Não sou espírita, como não sou muitas outras coisas que me interessam, e das quais me aproximo de vez em quando. É bom, por vezes, precisar de ajuda e recebê-la, pelos caminhos que for; tanto quanto oferecê-la a quem dela precisa. Nessas trocas, nem sempre iguais, nem sempre equivalentes, há momentos em que é preciso pedir socorro, atitude que se aprende a ter, acho que não se nasce sabendo. O socorro é pedido, e depois é ficar atento, porque ele vem, na forma que escolher. Ontem, por exemplo, a meio de uma palestra no centro espírita que tenho frequentado, soube que há uma grande diferença entre acreditar e ter fé. Mas grande mesmo.
Voltei para casa pensando nisso, o que normalmente, dentro desta minha estrutura imperfeita, resulta ser positivo. No fundo, acreditar não é difícil. Primeiro porque, como se diz, cada um acredita no que quer, o que não deve incorrer em grandes prejuízos para ninguém. Há quem acredite em vida extraterrestre, em reencarnação, em comunicação entre espécies, em gnomos e fadas. Escolhe-se no que se acredita. Seja da boca pra fora ou da boca pra dentro, acreditar não demanda muito mais do que observar e anuir, consentir, concordar. Quase que uma atividade passiva. Acreditar nos outros: fácil, desde que não criemos expectativas que eles não possam atender e nem imagens a que não possam corresponder. E, assim como se acredita, é fácil desacreditar. Fácil e rápido.
Já a fé é feita de material distinto. A fé implica em viver conforme aquilo em que se acredita. É ação, a fé. Decisão. Compromisso. Pode-se acreditar, mas não ter fé. Pode-se acreditar, mas não se conduzir conforme aquilo em que se acredita. Pode-se ter fé na vida extraplanetária, mas não considerar, no corriqueiro dia a dia, que há gente diferente da gente pululando por essas galáxias afora, e agir consoante o que se considera, conduzindo os próprios passos a partir do que eles podem impactar essa vida na qual se acredita - e se tem fé. Pode-se ter fé na reencarnação, mas não se conduzir de acordo com os pressupostos (dizia o palestrante, que se apresentou apenas como Paulo) que a reencarnação considera - pode-se fazer aos outros o que não se gosta que façam a si, pode-se desprezar o preceito fundamental da fraternidade, aquele que nos une a todos e permite que sintamos as dores alheias como se fossem as nossas próprias, esquecendo de fazer o que estiver ao alcance para reduzi-las ou aplacá-las. Pode-se acreditar na comunicação entre as espécies (e o assunto está fresco porque terminei de ler o livro da Sheila Waligora, "Eu falo, tu falas, eles falam..."), mas viver sem que esse acreditar nos faça agir e viver considerando e evitando aquilo que as magoa, que as insulta, que as agride, que as diminui na sua condição de seres viventes. E nas formas mais simples: posso acreditar que meu cachorro me entende quando falo serena com ele, mas esqueço-me e dou-lhe um grito quando ele pula em cima de mim.
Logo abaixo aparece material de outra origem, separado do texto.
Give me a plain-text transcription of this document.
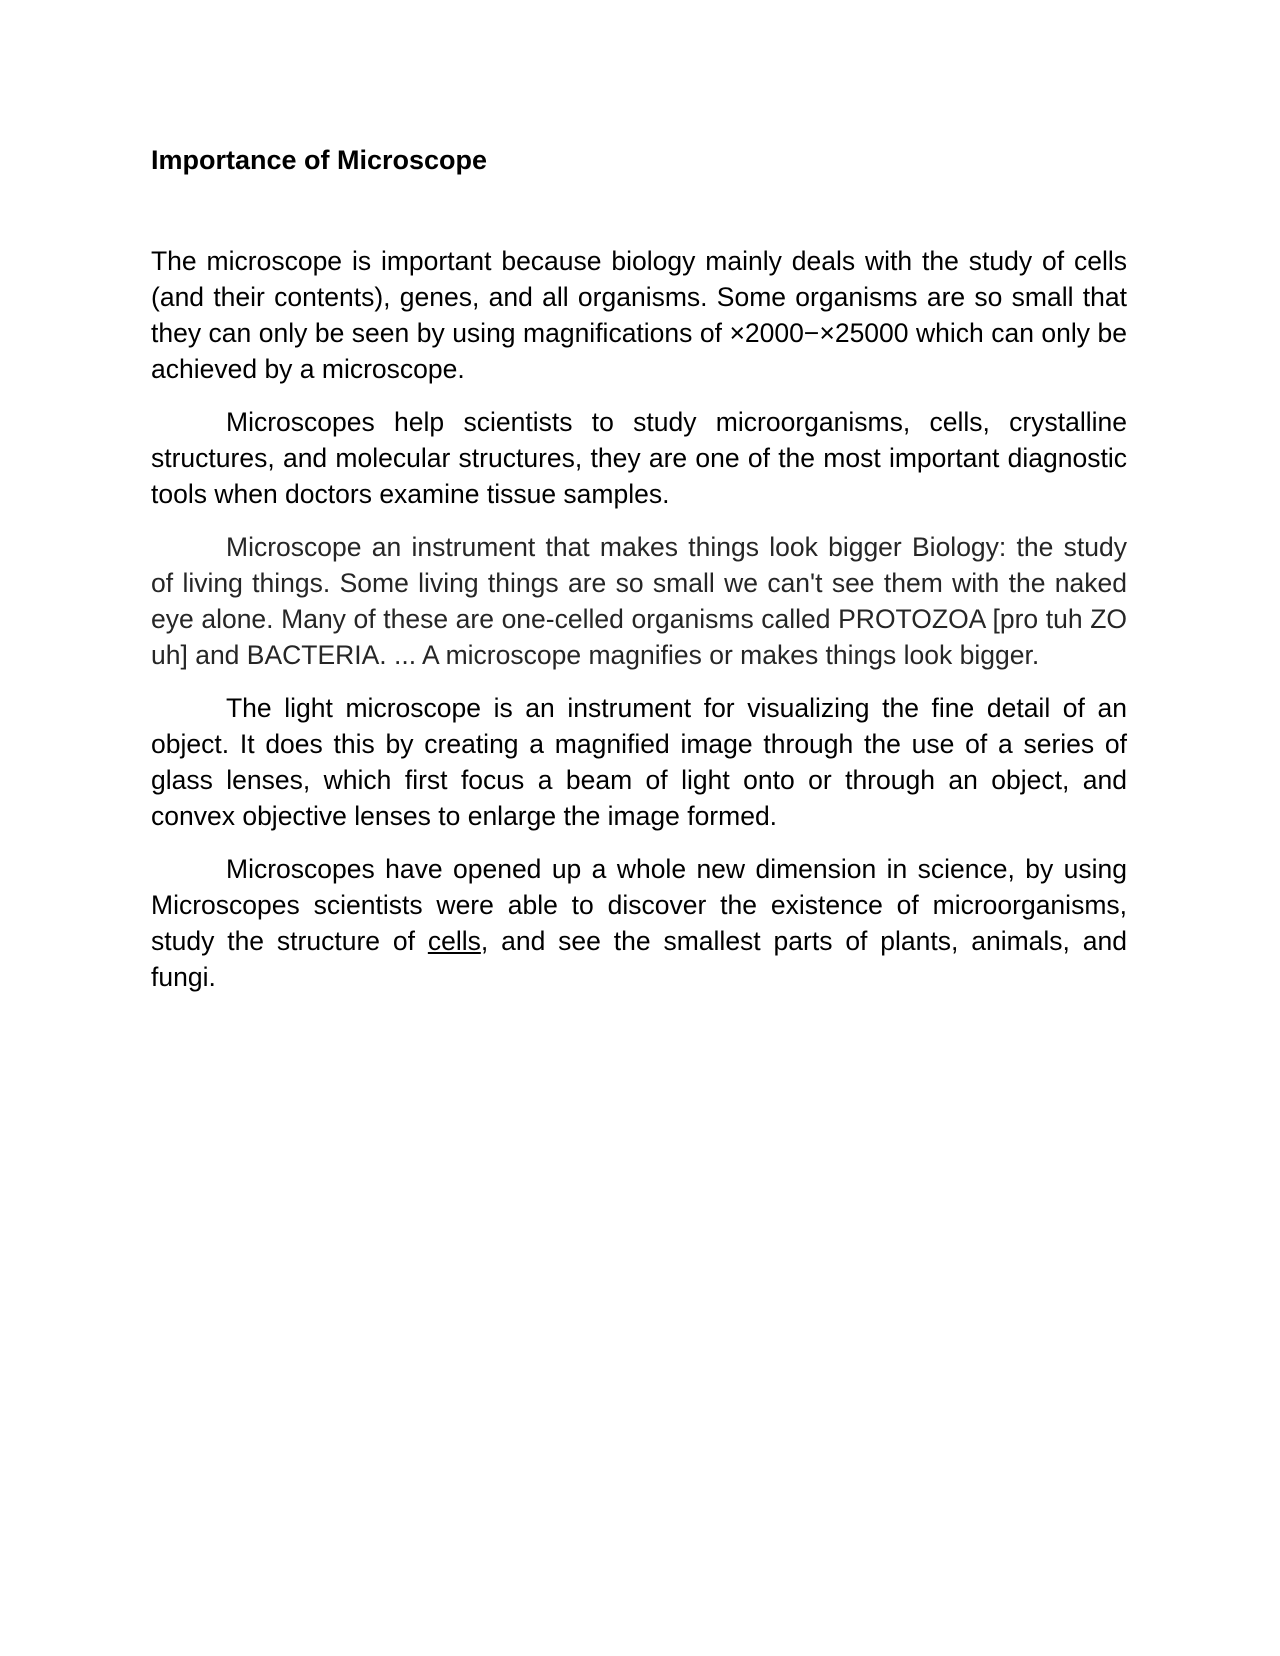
Importance of Microscope

The microscope is important because biology mainly deals with the study of cells (and their contents), genes, and all organisms. Some organisms are so small that they can only be seen by using magnifications of ×2000−×25000 which can only be achieved by a microscope.

Microscopes help scientists to study microorganisms, cells, crystalline structures, and molecular structures, they are one of the most important diagnostic tools when doctors examine tissue samples.

Microscope an instrument that makes things look bigger Biology: the study of living things. Some living things are so small we can't see them with the naked eye alone. Many of these are one-celled organisms called PROTOZOA [pro tuh ZO uh] and BACTERIA. ... A microscope magnifies or makes things look bigger.

The light microscope is an instrument for visualizing the fine detail of an object. It does this by creating a magnified image through the use of a series of glass lenses, which first focus a beam of light onto or through an object, and convex objective lenses to enlarge the image formed.

Microscopes have opened up a whole new dimension in science, by using Microscopes scientists were able to discover the existence of microorganisms, study the structure of cells, and see the smallest parts of plants, animals, and fungi.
Claro que ter fé é mil vezes mais difícil, mas muito mais, do que acreditar. Talvez porque ter fé seja, antes de qualquer coisa, compromisso, e nós tenhamos tanta, mas tanta dificuldade de nos compromissarmos, de abdicarmos de nós mesmos em função de outro. A fé num outro que demanda olhar, admirar, acompanhar e ser-lhe presente. Para mim (porque não há como generalizar) a fé no outro, nesse outro em que acredito porque está bem diante de mim e existe, e palpita, e me reconhece, demanda ver-lhe a parcela luz, a parcela divina que antecede a sua própria existência. Demanda acreditar que antes de tudo é matéria de irradiação luminosa, e demanda agir consoante o que acredito. Por isso, não posso barrar-lhe caminhos, não posso empedrar sua estrada, não posso podar os seus galhos nem quebrar-lhe os seus membros. O que posso é estar aqui onde estou, que aqui me encontrará quando lhe for necessário.